Tuesday, April 24, 2007
Roast Chicken with Baby Artichokes
When I was young, my family spent some years living in the States and some years in Scotland. When we lived in the States, we spent 3 or 4 months a year back at our cottage in Fife.
The cottage was a little chilly – heated by a wood burning stove that was cozy but never quite kept out the damp of the North Sea. We wore sweaters indoors for much of the summer, and we had roasts at least once a week. During the first few days we were back each May, we would inevitably have a roast chicken, and silence would fall over the table.
“Mmmm. Real chicken,” one of my parents would say. And it did truly taste like an entirely different dish than supermarket chicken States-side. Even as a child I knew that. The flavor was heaven: warm, heady, and golden – full of comfort and health.
A lot of people ask me how a childhood in Scotland left me fascinated in Mediterranean cuisine, and this is part of the story. My parents were always raving: “Mr. Carr dug these potatoes this morning; this lamb came down from Drumrack Farm yesterday; I got this sole from Alan Mackie at the Pittenweem harbor today.” Eating like this is how I learned to love fresh, local, unadulterated food, which is just what Mediterranean cooking exalts.
This chubby little bird from Dines Farms in the Catskills was slaughtered on Saturday, and we ate it on Monday night. The flavor was extraordinarily rich and reminiscent of those birds we enjoyed years ago in Scotland. I decided to roast some olives, garlic, and baby artichokes around it with a splash of white wine and plenty of olive oil.
In the Northern Mediterranean, artichokes are in season from September to May, and baby artichokes are tender and therefore infinitely easier to clean than the larger variety. The combination was straightforward and let the fresh, pasture-raised chicken shine. All it needed was a peppery salad of wild arugula and balsamic vinaigrette to round out a sumptuously simple weeknight dinner.
Serves 2 – 4
1 3 – 4 lb chicken
freshly ground black pepper
extra virgin olive oil
red or white wine vinegar
8 baby artichokes
1 head garlic, cloves separated, skins on
¼ cup black, brine-cured olives
½ bottle white wine
1 cup chicken stock
Preheat oven to 450 F.
Rinse the chicken and then pat dry with paper towels, inside and out.

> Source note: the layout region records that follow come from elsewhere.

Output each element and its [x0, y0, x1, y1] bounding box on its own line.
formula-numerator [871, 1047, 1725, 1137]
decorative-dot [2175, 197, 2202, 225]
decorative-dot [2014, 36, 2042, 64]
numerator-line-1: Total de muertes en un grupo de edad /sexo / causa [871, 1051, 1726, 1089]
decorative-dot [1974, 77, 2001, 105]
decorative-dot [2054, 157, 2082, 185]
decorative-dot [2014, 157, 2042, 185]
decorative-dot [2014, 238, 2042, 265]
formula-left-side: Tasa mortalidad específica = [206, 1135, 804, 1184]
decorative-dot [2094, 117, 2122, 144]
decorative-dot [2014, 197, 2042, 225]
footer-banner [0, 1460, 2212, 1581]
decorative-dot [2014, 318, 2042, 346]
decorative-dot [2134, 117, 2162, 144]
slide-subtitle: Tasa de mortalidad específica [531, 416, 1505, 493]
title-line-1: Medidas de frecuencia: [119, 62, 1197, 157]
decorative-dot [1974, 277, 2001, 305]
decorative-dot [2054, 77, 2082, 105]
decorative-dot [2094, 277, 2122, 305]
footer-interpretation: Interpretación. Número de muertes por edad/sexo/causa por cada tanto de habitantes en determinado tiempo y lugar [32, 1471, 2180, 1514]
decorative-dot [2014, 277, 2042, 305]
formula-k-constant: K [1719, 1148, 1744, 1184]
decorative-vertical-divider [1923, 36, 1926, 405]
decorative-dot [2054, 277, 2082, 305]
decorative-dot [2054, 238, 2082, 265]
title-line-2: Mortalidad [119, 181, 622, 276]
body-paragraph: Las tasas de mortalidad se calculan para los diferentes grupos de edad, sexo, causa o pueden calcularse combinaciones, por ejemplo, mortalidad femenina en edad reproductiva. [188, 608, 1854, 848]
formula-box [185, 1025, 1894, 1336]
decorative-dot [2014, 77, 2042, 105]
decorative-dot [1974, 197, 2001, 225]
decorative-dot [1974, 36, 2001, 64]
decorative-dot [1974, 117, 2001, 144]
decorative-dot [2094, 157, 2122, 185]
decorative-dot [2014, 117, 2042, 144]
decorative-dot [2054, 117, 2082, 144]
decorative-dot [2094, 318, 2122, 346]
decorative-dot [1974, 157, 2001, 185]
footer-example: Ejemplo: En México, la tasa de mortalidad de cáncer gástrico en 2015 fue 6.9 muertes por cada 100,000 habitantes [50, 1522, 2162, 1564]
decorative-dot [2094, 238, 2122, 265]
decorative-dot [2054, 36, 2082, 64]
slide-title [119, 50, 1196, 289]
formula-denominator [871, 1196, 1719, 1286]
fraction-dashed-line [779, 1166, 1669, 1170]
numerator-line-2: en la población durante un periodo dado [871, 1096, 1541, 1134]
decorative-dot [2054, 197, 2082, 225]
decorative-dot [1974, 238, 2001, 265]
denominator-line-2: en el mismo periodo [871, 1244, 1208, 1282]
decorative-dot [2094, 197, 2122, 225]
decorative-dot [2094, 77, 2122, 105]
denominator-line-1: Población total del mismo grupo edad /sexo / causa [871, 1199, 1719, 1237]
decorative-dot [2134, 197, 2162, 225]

Place the chicken in a roasting pan and season the chicken cavity with a generous amount of salt and pepper. Quarter one of the lemons and stuff the quarters into the cavity. Drizzle the skin of the chicken with olive oil and sprinkle with more salt and pepper.
Fill a medium bowl with cold water and pour in a few good glugs of vinegar. Pull the tough outer leaves off of a baby artichoke. Trim the stalk to about an inch in length. Cut off the top half of the leaves. Then cut the artichoke in half lengthwise and use a spoon to scoop out the tiny choke. Slice the artichoke halves in half lengthwise again, and put all 4 quarters into the acidulated water immediately to prevent browning. Repeat with the remaining 5 artichokes.
Scatter the garlic cloves and olives around the chicken. Add the artichoke quarters and drizzle with more olive oil. Season generously with salt and black pepper. Pour 1 cup of wine into the bottom of the roasting pan.
Place the chicken in the oven. After the first ten minutes, reduce the temperature to 350 F and roast for 20 minutes a pound.
When the juices run clear and the thigh moves loosely from the breast, set the bird aside on a carving board (preferably wood) and tent with tinfoil. Remove the vegetables to a bowl and cover to keep warm.
Place the pan on the top of the stove over high heat. Pour the rest of the white wine into the hot pan and reduce by half. Add the chicken stock and reduce by half again. Season to taste with salt, pepper, and lemon juice. Serve the chicken and vegetables with the pan reduction ladled over them.